A permanência do ministro José Viegas durou de 1º de janeiro de 2003 a 8 de novembro de 2004, após a divulgação de texto do Exército que rebatia reportagem sobre a morte do jornalista Vladimir Herzog, descrito no texto que “as medidas tomadas pelas forças legais foram uma legítima resposta à violência dos que recusaram o diálogo”. Aquela resposta do Comando da Força Terrestre teve como consequências a demissão do titular da Defesa e manutenção no Comando do Exército do General-de-Exército Albuquerque. Esse fato foi explorado por Dirceu – demonstrando que seus objetivos quantos ao papel das Forças Armadas eram os de sua visão -, que relata sua visão de como se deu a questão, que poderia criar fissões entre Presidente da República e o Comando do Exército: Para nós, era responsabilidade do general Francisco Ribeiro de Albuquerque, comandante do Exército. No nosso entendimento, os arquivos 59

e a busca dos mortos e desaparecidos era uma só operação e deveria contar com o apoio das três armas. [...] Em 2004, nem o afastamento do chefe da Comunicação Social do Exército acontecia. Eu era totalmente favorável à sua demissão imediata.

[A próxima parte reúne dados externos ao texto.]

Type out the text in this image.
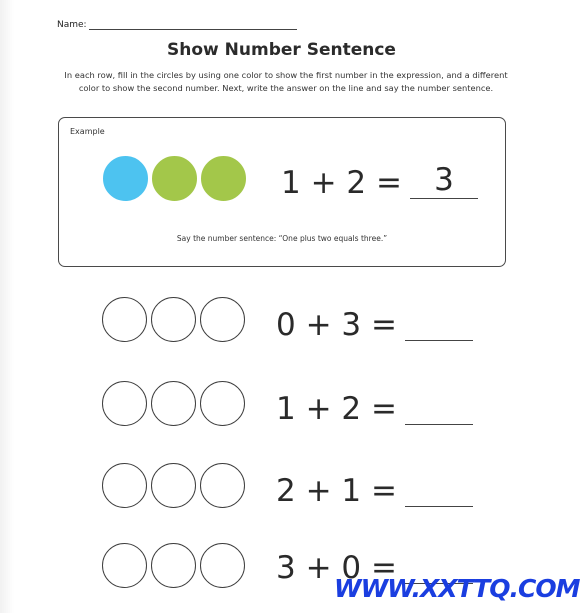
Name:
Show Number Sentence
In each row, fill in the circles by using one color to show the first number in the expression, and a different color to show the second number. Next, write the answer on the line and say the number sentence.
Example
1 + 2 =

	3

Say the number sentence: “One plus two equals three.”
0 + 3 =
1 + 2 =
2 + 1 =
3 + 0 =
WWW.XXTTQ.COM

Era o mínimo a fazer. [...] Nas forças armadas sil6encio e perigo de crise se o governo vacilasse. [...] o Decreto- lei 4.850, de 10/2013, que criou a comissão interministerial para localização dos mortos de desaparecidos foi muito mal recebida. [...] Mais de três décadas após a redemocratização, as forças armadas ainda não estão totalmente submetidas ao poder civil. Orçamentos, currículos e métodos pedagógicos, aposentadorias, promoções e assensos são basicamente decididos entre e pelos militares. Lutávamos para prevalecer o caráter democrático e profissional das forças armadas. Devem obediência à constituição, embora permaneçam impunes os crimes do regime autoritário. E deveriam estar compromissadas para com a necessidade estratégica de estabelecer uma doutrina de defesa nacional compatível com o poder nacional e os objetivos do Brasil, só possível com um projeto autônomo e soberano de desenvolvimento nacional, inclusive da Indústria de Defesa Nacional. (2018, p.402-404, grifo nosso)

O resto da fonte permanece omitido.